Outlines the central concepts and problematics of the book, situating the study in relation to twenty-first century phenomena such as populist politics, conspiracy theories, and aggressive white masculinity. The chapter provides definitions of paranoia and identifies key characteristics. It then introduces, develops, and exemplifies the core concept of the paranoid chronotope with help from the "usual suspects" of paranoid fiction such as William S. Burroughs, Thomas Pynchon, and Don DeLillo. A brief history of the concept of the liberal subject and its centrality to American identity and politics is provided, focusing in particular on its relevance to white male identity. With this background, the chapter begins to explain the prevalence of white masculinity in paranoid politics.

1 The Public Sphere and Paranoia / The Paranoid Public Sphere
chapter abstract

Discusses the concept of the public sphere, its role in understanding and negotiating power and truth, and the positioning of the individual in relation to it. The chapter traces key conceptions of and debates on this sphere and notes how developments reaching from the 1950s to the present have resulted in an increasing uncertainty about how to locate and identify power, where to find truth, who can provide facts, and what social and political reality is and how it affects individual agency and identity. Contemporary debates on critique are outlined and put in relation to developments of the public sphere and the contemporary paranoid climate.
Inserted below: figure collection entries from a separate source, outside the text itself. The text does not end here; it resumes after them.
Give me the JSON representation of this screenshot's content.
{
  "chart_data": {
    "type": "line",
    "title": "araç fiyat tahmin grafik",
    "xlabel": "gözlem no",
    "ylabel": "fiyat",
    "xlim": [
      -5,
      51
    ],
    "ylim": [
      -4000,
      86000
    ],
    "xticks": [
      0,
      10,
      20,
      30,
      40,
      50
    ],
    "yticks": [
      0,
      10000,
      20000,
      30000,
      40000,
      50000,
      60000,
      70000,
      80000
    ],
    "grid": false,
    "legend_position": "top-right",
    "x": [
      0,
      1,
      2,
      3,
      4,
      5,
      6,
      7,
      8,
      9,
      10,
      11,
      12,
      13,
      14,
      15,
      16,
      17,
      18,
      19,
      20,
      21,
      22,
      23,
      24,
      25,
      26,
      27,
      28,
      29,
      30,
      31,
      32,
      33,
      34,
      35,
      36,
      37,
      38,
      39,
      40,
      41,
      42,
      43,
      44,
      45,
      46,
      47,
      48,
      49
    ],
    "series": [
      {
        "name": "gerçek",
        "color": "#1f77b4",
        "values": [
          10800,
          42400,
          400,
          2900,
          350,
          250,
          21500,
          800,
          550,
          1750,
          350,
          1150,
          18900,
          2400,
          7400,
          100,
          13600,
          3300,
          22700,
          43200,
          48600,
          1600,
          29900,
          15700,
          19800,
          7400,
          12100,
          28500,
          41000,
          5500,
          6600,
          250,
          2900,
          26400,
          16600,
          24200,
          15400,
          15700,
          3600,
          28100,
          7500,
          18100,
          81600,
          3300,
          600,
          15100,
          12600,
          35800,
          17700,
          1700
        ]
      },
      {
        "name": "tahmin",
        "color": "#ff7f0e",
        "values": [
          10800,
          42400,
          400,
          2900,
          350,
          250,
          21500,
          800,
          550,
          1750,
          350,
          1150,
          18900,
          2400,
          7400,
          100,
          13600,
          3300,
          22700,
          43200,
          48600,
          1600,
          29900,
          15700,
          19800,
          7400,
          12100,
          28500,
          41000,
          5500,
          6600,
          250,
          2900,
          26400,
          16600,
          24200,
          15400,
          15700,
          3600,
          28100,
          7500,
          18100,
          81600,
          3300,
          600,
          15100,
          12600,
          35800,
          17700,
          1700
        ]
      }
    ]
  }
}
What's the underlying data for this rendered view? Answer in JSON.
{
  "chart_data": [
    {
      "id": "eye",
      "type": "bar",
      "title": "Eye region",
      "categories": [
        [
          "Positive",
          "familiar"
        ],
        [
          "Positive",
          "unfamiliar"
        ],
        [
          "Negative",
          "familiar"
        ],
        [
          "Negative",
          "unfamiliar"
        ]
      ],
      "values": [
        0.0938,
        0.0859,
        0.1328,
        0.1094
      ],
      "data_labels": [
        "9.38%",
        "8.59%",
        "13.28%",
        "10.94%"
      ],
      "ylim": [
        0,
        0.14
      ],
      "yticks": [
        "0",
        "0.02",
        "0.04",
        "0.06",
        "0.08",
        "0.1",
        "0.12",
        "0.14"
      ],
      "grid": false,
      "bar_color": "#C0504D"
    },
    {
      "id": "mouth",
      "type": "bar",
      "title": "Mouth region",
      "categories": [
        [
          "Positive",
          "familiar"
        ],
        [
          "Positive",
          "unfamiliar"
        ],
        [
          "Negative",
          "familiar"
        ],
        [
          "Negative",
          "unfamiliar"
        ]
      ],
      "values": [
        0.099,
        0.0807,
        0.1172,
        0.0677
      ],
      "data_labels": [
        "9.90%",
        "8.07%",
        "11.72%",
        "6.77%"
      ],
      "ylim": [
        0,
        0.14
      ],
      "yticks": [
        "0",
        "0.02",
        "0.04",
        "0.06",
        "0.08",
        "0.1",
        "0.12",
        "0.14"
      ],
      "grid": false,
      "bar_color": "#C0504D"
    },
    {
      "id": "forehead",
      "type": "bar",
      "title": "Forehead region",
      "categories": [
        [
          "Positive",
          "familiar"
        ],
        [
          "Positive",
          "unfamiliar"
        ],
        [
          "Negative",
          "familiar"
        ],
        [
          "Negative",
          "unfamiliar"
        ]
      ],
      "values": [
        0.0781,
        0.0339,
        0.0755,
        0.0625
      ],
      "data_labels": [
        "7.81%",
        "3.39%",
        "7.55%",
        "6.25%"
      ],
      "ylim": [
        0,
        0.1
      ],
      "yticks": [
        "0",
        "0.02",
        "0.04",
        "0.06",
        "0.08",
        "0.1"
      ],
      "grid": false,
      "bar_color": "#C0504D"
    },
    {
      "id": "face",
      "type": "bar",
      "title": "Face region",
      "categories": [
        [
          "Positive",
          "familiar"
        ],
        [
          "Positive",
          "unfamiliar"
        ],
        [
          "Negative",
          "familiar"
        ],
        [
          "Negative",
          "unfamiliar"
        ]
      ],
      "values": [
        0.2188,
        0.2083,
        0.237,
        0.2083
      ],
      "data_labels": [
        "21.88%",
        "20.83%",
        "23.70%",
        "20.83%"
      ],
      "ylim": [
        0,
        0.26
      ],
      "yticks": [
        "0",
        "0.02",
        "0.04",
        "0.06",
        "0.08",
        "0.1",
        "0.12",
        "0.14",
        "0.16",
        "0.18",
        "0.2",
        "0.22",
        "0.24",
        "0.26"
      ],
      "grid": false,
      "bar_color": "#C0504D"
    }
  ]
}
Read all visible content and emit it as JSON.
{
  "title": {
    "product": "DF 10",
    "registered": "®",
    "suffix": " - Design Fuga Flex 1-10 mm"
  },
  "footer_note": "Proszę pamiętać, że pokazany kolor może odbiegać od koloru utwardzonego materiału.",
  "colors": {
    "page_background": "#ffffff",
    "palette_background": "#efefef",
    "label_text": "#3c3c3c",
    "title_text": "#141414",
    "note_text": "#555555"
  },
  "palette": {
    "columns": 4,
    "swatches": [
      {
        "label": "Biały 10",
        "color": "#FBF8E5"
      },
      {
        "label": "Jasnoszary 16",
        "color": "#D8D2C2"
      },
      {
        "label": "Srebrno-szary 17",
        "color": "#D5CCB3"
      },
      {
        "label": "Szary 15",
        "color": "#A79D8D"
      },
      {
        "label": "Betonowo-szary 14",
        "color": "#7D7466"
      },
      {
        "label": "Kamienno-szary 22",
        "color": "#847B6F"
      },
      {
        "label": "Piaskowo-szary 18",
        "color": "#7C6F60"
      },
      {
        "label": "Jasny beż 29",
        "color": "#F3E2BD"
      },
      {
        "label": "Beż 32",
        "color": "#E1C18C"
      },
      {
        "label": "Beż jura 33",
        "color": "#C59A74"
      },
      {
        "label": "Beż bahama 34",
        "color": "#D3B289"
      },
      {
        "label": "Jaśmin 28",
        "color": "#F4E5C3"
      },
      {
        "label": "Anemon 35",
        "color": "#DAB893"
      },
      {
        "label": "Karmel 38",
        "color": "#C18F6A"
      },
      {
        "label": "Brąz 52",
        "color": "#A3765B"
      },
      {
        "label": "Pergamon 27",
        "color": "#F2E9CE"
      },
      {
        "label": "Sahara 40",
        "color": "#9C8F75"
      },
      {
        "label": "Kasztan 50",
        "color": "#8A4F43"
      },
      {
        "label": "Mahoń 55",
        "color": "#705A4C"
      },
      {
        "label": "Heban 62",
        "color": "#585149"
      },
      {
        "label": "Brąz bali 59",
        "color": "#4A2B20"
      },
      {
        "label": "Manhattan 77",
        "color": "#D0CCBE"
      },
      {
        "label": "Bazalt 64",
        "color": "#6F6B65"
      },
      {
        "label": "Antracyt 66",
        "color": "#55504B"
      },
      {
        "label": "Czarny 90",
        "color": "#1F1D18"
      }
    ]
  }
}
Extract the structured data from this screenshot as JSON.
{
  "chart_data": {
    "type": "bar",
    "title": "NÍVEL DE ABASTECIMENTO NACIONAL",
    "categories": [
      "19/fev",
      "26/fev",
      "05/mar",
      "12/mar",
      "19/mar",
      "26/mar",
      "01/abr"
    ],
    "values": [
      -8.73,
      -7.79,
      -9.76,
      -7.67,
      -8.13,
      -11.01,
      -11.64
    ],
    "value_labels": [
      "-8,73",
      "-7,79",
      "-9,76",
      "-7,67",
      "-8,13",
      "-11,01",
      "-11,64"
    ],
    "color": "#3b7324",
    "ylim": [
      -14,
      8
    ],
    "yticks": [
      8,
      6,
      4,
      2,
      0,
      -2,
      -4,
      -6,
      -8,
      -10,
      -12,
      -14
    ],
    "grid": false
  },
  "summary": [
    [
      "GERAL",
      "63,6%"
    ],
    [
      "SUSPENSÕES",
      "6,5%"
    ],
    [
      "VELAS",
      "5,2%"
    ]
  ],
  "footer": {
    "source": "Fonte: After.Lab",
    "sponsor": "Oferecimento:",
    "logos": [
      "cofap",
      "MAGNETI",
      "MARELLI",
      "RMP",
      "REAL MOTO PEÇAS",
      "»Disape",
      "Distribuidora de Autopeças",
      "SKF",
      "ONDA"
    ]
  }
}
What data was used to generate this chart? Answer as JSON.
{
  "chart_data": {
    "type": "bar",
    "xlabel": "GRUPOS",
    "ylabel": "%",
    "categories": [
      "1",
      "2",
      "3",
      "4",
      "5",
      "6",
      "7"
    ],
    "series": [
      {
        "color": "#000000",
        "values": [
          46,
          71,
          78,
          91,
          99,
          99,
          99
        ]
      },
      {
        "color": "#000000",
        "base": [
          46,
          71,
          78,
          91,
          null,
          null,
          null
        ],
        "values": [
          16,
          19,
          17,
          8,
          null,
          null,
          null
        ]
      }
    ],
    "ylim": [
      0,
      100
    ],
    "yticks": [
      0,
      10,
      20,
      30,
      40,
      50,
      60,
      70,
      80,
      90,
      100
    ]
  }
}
2 Power and Paranoia / Paranoid Powers
chapter abstract

Theorizes key underpinnings of paranoid developments over past decades in terms of shifts in power structures from discipline to control focusing on the increasing invisibility of power in society. An analysis of Dave Eggers' novel Your Fathers, Where are They? And the Prophets, Do They Live Forever? (2014) illuminates how a cultural and literary heritage shaped by stronger institutions and identities contributes to difficulties in comprehending and representing contemporary modes of control. The chapter then underlines the suspicious hermeneutics it itself employs. The final section continues the discussion of critique and postcritique initiated in Chapter 1 by outlining and analyzing the interrelations between critique, literature, and "Theory" in an American academic context.

3 Truth and Paranoia / Paranoid Truths
chapter abstract

Identifies mechanisms of truth as they have developed in recent decades, investigating what it sees as a set of key factors in the development leading up to "post-truth society." Discusses the unmoored and seemingly plastic status of information, communication, and experts, and looks at how technological and neoliberal developments contribute to this state of affairs. The chapter reads Patrick Flanery's novel I Am No One (2016), which shows how surveillance and disembodied "facts" make truth increasingly hard to grasp. It then returns to the question of critique to discuss ways in which questions of who will know the truth and who will be the bearer of knowledge are affected by a crisis in the university and in expertise.

4 Identity and Paranoia / Paranoid Identities
chapter abstract

Employs the concept of the paranoid chronotope to illuminate how the fraught relations between individuals and the public sphere give rise to paranoid identity formations. Identifying such formations—polarizing, populist, and nationalist agendas—as strongly undergirded by a fraught white masculinity, it situates this in terms of a perverted form of identity politics. The chapter analyzes Ben Lerner's novel 10:04 (2014) and shows how the identity crisis of white American masculinity is articulated from the perspective of a literary tradition. The final section builds on the sections on critique in previous chapters and emphasizes a general ambivalence regarding how, and whether, to be suspicious in a contemporaneity that is itself infused by such dispositions. Ultimately, the chapter argues that postcritique emerges from a reconceived and increasingly paranoid chronotope of thinking that the book has traced in American society, politics, and culture at large.